IET President to give Engineering@Southampton Distinguished Lecture
Professor William Webb, President of the Institution of Engineering and Technology, and alumnus of Electronics and Computer Science (ECS), will be giving an Engineering@Southampton distinguished lecture at the University of Southampton on Wednesday 6 May.
His lecture is entitled: ‘The Internet of Things: why is the promise taking so long to fulfil?’. Professor Webb will consider the fact that the Internet of Things promises much: to make our world work better, improve healthcare, reduce congestion and much more. But despite that fact that 50 billion devices are predicted within a decade, little has happened. William will discuss why this is the case, and explore the lack of wireless connectivity standards in some areas and the plethora in others.

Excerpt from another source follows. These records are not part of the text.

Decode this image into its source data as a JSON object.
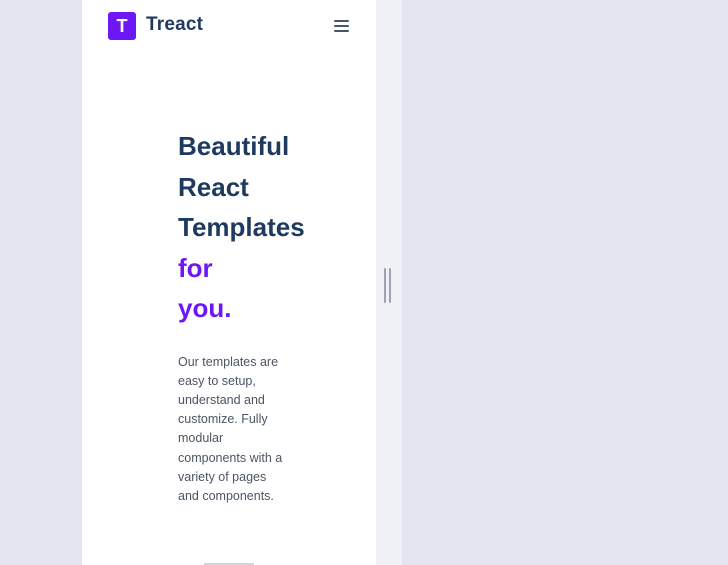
{
  "brand": {
    "logo_letter": "T",
    "name": "Treact"
  },
  "navbar": {
    "menu_icon": "hamburger-menu-icon"
  },
  "hero": {
    "title_lines": [
      "Beautiful",
      "React",
      "Templates"
    ],
    "title_accent_lines": [
      "for",
      "you."
    ],
    "description": "Our templates are easy to setup, understand and customize. Fully modular components with a variety of pages and components."
  },
  "colors": {
    "accent": "#6d17f5",
    "heading": "#1e3a5f",
    "body_text": "#4b5563",
    "page_background": "#e3e6f1"
  }
}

He will look at how standards are formed and become widely accepted; the key drivers and motivators of the major players in the industry; and, finally, he will predict how we might resolve the connectivity issue and reach the promised 50 billion.
William, who is the youngest President of the IET for over 100 years, has held a number of senior positions in the IT and telecommunications sectors. He began his engineering career at Southampton in 1986 and after completing his undergraduate degree in Electronic Engineering, he embarked on a PhD with Professor Ray Steele and also worked for his consultancy company part-time. He has held a number of senior positions in the IT and telecommunications sectors. He is currently CEO of the Weightless SIG, the standards body developing a new global M2M technology. He is also a Director at Webb Search, an independent wireless communications consultancy.
He was one of the founding directors of Neul, a company developing machine-to-machine technologies and networks, which was formed at the start of 2011. Prior to this he was a Director at Ofcom where he managed a team providing technical advice and performing research across all areas of Ofcom’s regulatory remit. He also led some of the major reviews conducted by Ofcom including the Spectrum Framework Review, the development of Spectrum Usage Rights and most recently cognitive or white space (refers to frequencies allocated to a broadcasting service but not used locally) policy. He worked for a range of communications consultancies in the UK in the fields of hardware design, computer simulation, propagation modelling, spectrum management and strategy development, as well as spending three years providing strategic management across Motorola’s entire communications portfolio, based in Chicago.